球界最年長46歳のヤクルト・石川雅規投手が2日、都内の球団事務所で引退会見に臨んだ。涙はなく、晴れやかな表情で約40分間、胸中を語った。

「すごく楽しい25年間でした」と総括し、支えてもらったファンには「25年間という時間は夢中になると一瞬で終わっちゃう。つい最近入団したんじゃないかと。それもスワローズファンの皆様がいたから。本当にありがとうございました」と感謝の言葉を述べた。球団では引退試合の日程を調整している。

 現時点で最後のマウンドになったのは8月27日の巨人戦(神宮)。1回もたず、左肩を痛めて降板になったその夜に、引退を決意したという。「40歳を過ぎてから毎試合これが最後じゃないかと思ってきた。気持ちのところで頑張れないと思ったらやめるしかないと思っていた。先日の神宮球場の投げ終わりにいろいろ考えることがあった。家族とも相談し、登板したその当日に決断した。気持ち的にも体的にもこのゲームでふんぎりがついた」と明かした。

 石川は170センチに満たない投手としては小柄な体格ながら、140キロ以下でもキレのあるストレート、シンカー、スライダーといった多彩な変化球を駆使して打者に向かっていった。入団1年目の2002年から先発ローテーションを務めて12勝を挙げて新人王を獲得すると、5年連続で2ケタ勝利を記録。08年には最優秀防御率を獲得し、24年連続勝利で188勝を記録した。充実の野球人生を「点数というより花丸ですね。大きな花丸です」と“採点”し、笑みを浮かべた。

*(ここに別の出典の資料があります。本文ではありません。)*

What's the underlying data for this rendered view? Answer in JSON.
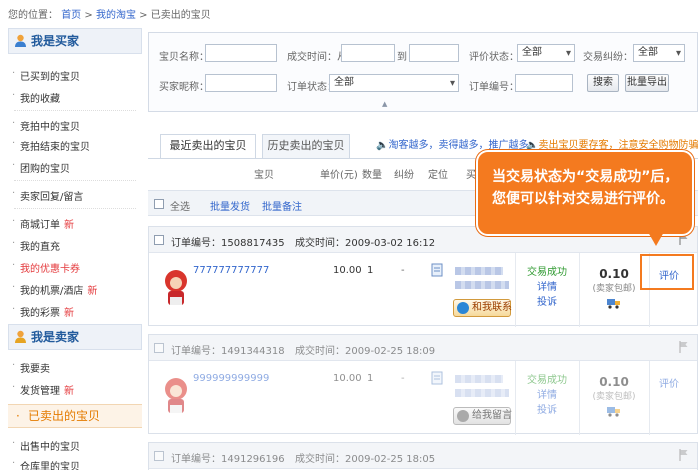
{
  "breadcrumb": {
    "prefix": "您的位置：",
    "items": [
      "首页",
      "我的淘宝",
      "已卖出的宝贝"
    ],
    "sep": ">"
  },
  "sidebar": {
    "buyer_title": "我是买家",
    "buyer_items": [
      {
        "label": "已买到的宝贝"
      },
      {
        "label": "我的收藏"
      },
      {
        "label": "竞拍中的宝贝"
      },
      {
        "label": "竞拍结束的宝贝"
      },
      {
        "label": "团购的宝贝"
      },
      {
        "label": "卖家回复/留言"
      },
      {
        "label": "商城订单",
        "badge": "新"
      },
      {
        "label": "我的直充"
      },
      {
        "label": "我的优惠卡券"
      },
      {
        "label": "我的机票/酒店",
        "badge": "新"
      },
      {
        "label": "我的彩票",
        "badge": "新"
      }
    ],
    "seller_title": "我是卖家",
    "seller_items": [
      {
        "label": "我要卖"
      },
      {
        "label": "发货管理",
        "badge": "新"
      }
    ],
    "active_item": "已卖出的宝贝",
    "after_items": [
      {
        "label": "出售中的宝贝"
      },
      {
        "label": "仓库里的宝贝"
      }
    ]
  },
  "search": {
    "item_name_label": "宝贝名称：",
    "deal_time_label": "成交时间：从",
    "to_label": "到",
    "review_status_label": "评价状态：",
    "review_status_value": "全部",
    "dispute_label": "交易纠纷：",
    "dispute_value": "全部",
    "buyer_nick_label": "买家昵称：",
    "order_status_label": "订单状态：",
    "order_status_value": "全部",
    "order_no_label": "订单编号：",
    "search_button": "搜索",
    "export_button": "批量导出"
  },
  "tabs": [
    {
      "label": "最近卖出的宝贝",
      "active": true
    },
    {
      "label": "历史卖出的宝贝",
      "active": false
    }
  ],
  "notices": [
    {
      "text": "淘客越多，卖得越多，推广越多"
    },
    {
      "text": "卖出宝贝要存客，注意安全购物防骗"
    }
  ],
  "table_headers": [
    "宝贝",
    "单价(元)",
    "数量",
    "纠纷",
    "定位",
    "买"
  ],
  "bulk": {
    "select_all": "全选",
    "bulk_ship": "批量发货",
    "bulk_note": "批量备注"
  },
  "orders": [
    {
      "order_no": "订单编号：1508817435",
      "deal_time": "成交时间：2009-03-02 16:12",
      "item_name": "777777777777",
      "price": "10.00",
      "qty": "1",
      "dispute": "-",
      "contact": "和我联系",
      "status": "交易成功",
      "detail": "详情",
      "complain": "投诉",
      "amount": "0.10",
      "shipping": "(卖家包邮)",
      "review": "评价",
      "faded": false
    },
    {
      "order_no": "订单编号：1491344318",
      "deal_time": "成交时间：2009-02-25 18:09",
      "item_name": "999999999999",
      "price": "10.00",
      "qty": "1",
      "dispute": "-",
      "contact": "给我留言",
      "status": "交易成功",
      "detail": "详情",
      "complain": "投诉",
      "amount": "0.10",
      "shipping": "(卖家包邮)",
      "review": "评价",
      "faded": true
    },
    {
      "order_no": "订单编号：1491296196",
      "deal_time": "成交时间：2009-02-25 18:05",
      "faded": true
    }
  ],
  "callout": {
    "line1": "当交易状态为“交易成功”后，",
    "line2": "您便可以针对交易进行评价。"
  },
  "colors": {
    "accent_orange": "#f47a1f",
    "link_blue": "#3366cc",
    "success_green": "#2f9a30"
  }
}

 25年目の今季は3月上旬に上半身のコンディション不良のため調子が上がらず、ファームで調整を続けて8月25日にようやく1軍に合流。同27日の巨人戦では初回に1本塁打を含む被安打5、6失点で降板していた。

 会見に先立ち、自身のインスタグラムで「今シーズンをもちまして、石川雅規は、現役を引退する事になりました」と報告。「夢のような、毎日。あっという間でした。夢中になれることがある。こんなに幸せなことはありませんでした。

入団して25年。エースになりたい、スワローズでリーグ優勝、日本一になりたい。その思いだけで左腕を振ってきました。真のエースにはなれませんでしたが、マウンドに上がった時は、自分がヤクルトのエースだ!という強い気持ちで、最後までマウンドに立ち続けました」とつづり、「宝物のような日々、毎日がめちゃくちゃ楽しかった。本当に本当にありがとうございました!」と感謝の思いを記していた。

 ◆石川 雅規(いしかわ・まさのり)1980年1月22日、秋田市生まれ。46歳。秋田商で3年夏に甲子園に出場。青学大に進学すると、3年時の2000年にシドニー五輪に出場。リーグ戦通算51試合で23勝8敗など好成績を残し、2001年に自由獲得枠でヤクルトに入団。1年目の02年に12勝を挙げて新人王を獲得し、以降は投手陣の柱としてチームを支えてきた。主なタイトルは08年の最優秀防御率(2・68)、ゴールデン・グラブ賞など。

551登板で3165回2/3を投げて打者1万3343人に対した。188勝194敗、4ホールド、防御率3・94、27完投、9完封勝利。打っても24年連続安打を記録した。167センチ、73キロ。左投左打。